Silver Falls State Park
Finally, last weekend we decided it was time to buckle down and dig into Gidget a bit.  We have tons of home renovation knowledge but our trailer knowledge is zip so we have been referring to a really helpful site for some information on process and what we might expect as we start to tear into this thing.  The author of the site, Mobiltec is incredibly knowledgeable and a true restorer (really, to an extreme at times) but is THE resource for anyone doing this kind of restoration.

After consulting Mobiltec's videos, we learned that it is incredibly important to not just rip everything out at once- even if you plan to eventually replace/repair everything.  These vintage trailers were originally built from the inside out so if you go into tearing it out from the inside out, you will be essentially screwed and not be able to get it back together again.  The key is to work from the outside in, one side at a time.

Beginning of the day.  Eager and not yet covered in mold spores. 
To prepare for this careful excavation and then restoration, our first step was to do some careful tear-out of some of the fixtures inside the trailer.  You don't want to rip out floor to ceiling cabinets/walls at this point since these help with the overall structure of the trailer.  We plan to reuse/rebuild what we can and copy what we can't, so we carefully documented and measured all pieces coming out.  We ended up removing the dining benches, cabinet doors and hardware, light fixtures, the stove and kitchen base cabinet as well as the carpeting.

Front of camper: Dining area with fold down seats
Structure boxes under seats which we took careful measurements of before removing
As always, Andy's tools of choice for any demolition are a screwdriver, small pry-bar, hammer and respirator.  Don't ask him how many different types of screws and nails he found- it's a touchy subject.

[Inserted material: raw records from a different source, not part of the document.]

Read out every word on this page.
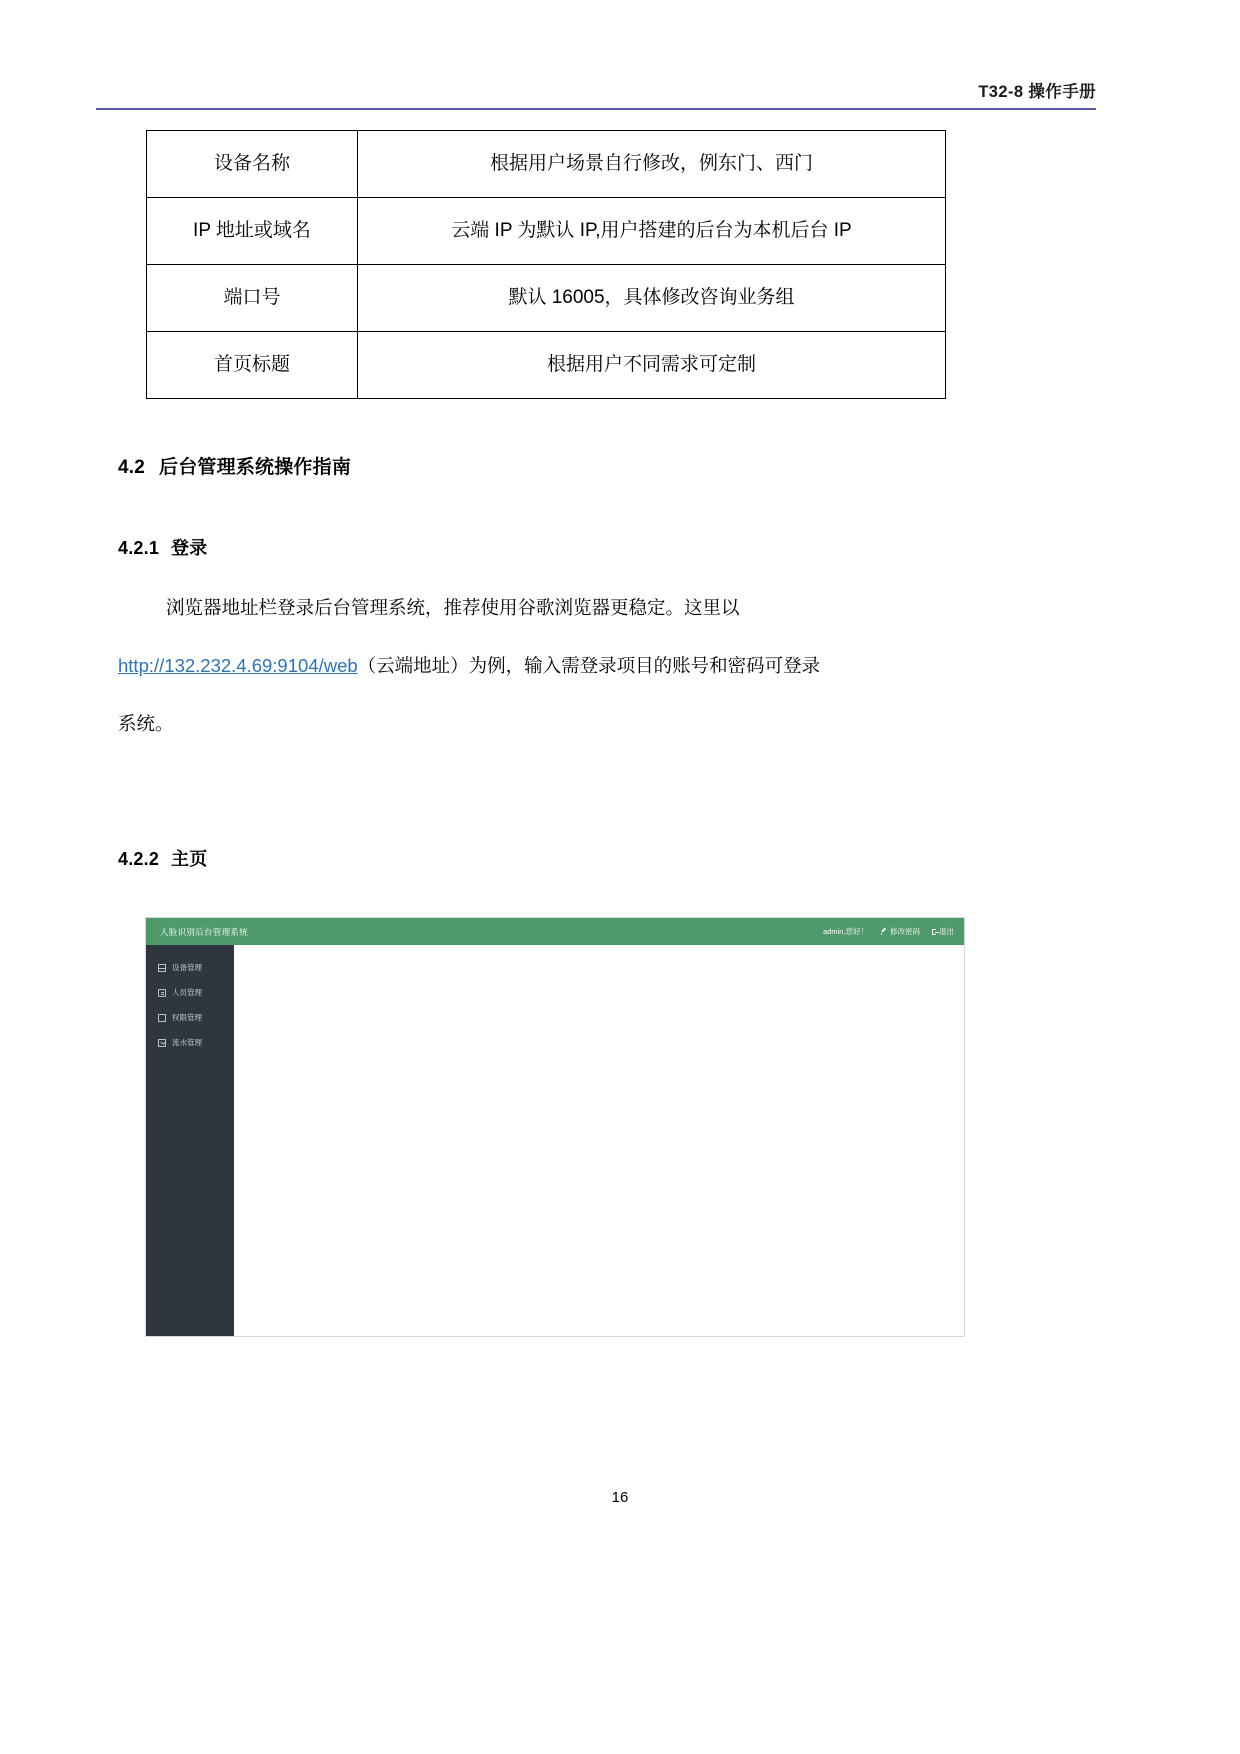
T32-8 操作手册
设备名称	根据用户场景自行修改，例东门、西门
IP 地址或域名	云端 IP 为默认 IP,用户搭建的后台为本机后台 IP
端口号	默认 16005，具体修改咨询业务组
首页标题	根据用户不同需求可定制
4.2 后台管理系统操作指南
4.2.1 登录
浏览器地址栏登录后台管理系统，推荐使用谷歌浏览器更稳定。这里以
http://132.232.4.69:9104/web（云端地址）为例，输入需登录项目的账号和密码可登录
系统。
4.2.2 主页
人脸识别后台管理系统	admin,您好！	修改密码	退出
设备管理
人员管理
权限管理
流水管理
16
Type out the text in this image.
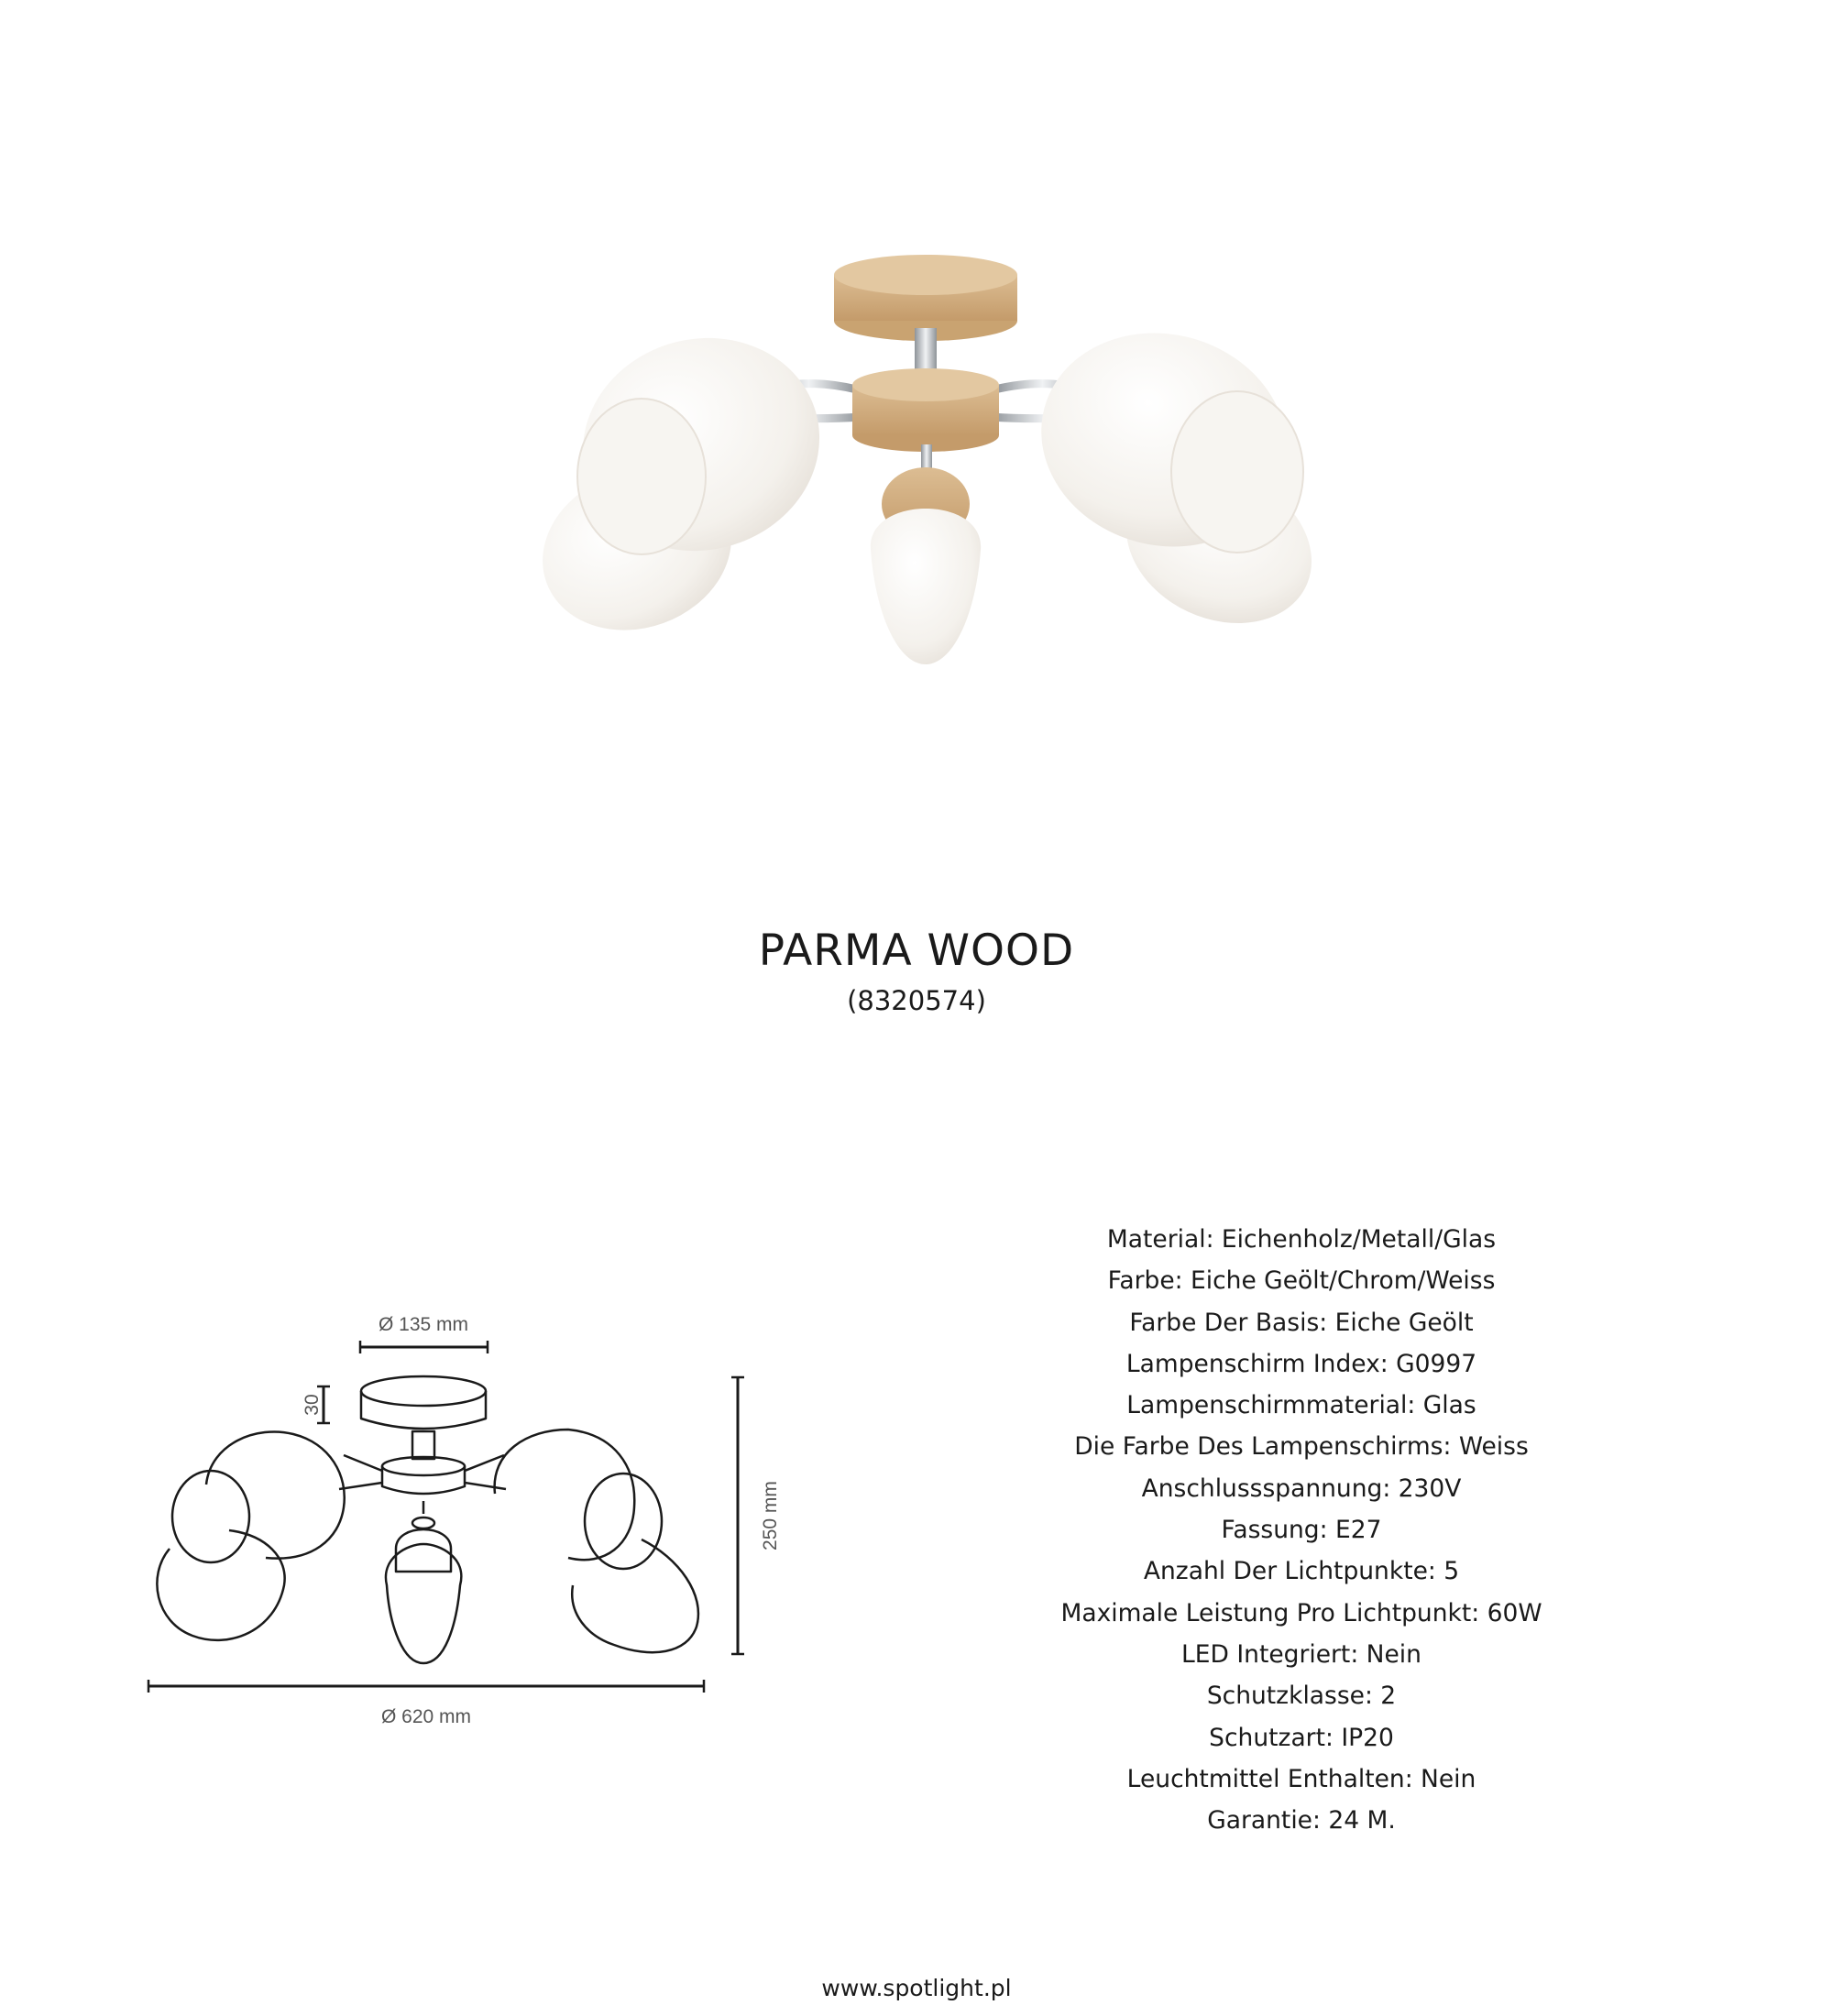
PARMA WOOD
(8320574)
Ø 135 mm
30
250 mm
Ø 620 mm
Material: Eichenholz/Metall/Glas
Farbe: Eiche Geölt/Chrom/Weiss
Farbe Der Basis: Eiche Geölt
Lampenschirm Index: G0997
Lampenschirmmaterial: Glas
Die Farbe Des Lampenschirms: Weiss
Anschlussspannung: 230V
Fassung: E27
Anzahl Der Lichtpunkte: 5
Maximale Leistung Pro Lichtpunkt: 60W
LED Integriert: Nein
Schutzklasse: 2
Schutzart: IP20
Leuchtmittel Enthalten: Nein
Garantie: 24 M.
www.spotlight.pl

The work was slow going and dirty but by the afternoon, the bulk of the interior demolition was done.
Our cheerleader
Removal pile.  About half of this ended up on the bonfire.
Old carpeting 
Finished with a good Shop Vac
We took measurements and drew templates of pieces that we would have to remake and labeled all pieces we would refinish and put back in.
Traced outlines of pieces we plan to replicate
So now we are onto the meat of the project- replacing/repairing the flooring, framing and inner skin (wall) of the trailer.  We plan to start with the flooring so need a full 2 day weekend with clear weather... which is nearly impossibly during an Oregon winter.  Until then, we hope to do some restoration of the original Martha Washington stove and start rebuilding cabinetry and benches.  Until then, this is what we are left with.  We aren't running for the hills yet, which is a good sign.

Kitchen area

Kitchen area looking back into bedroom
Bedroom area.


  1. Love it! Good on you guys- looking forward to some structural work this spring on 'Lola' the LoLiner... They are an adventure!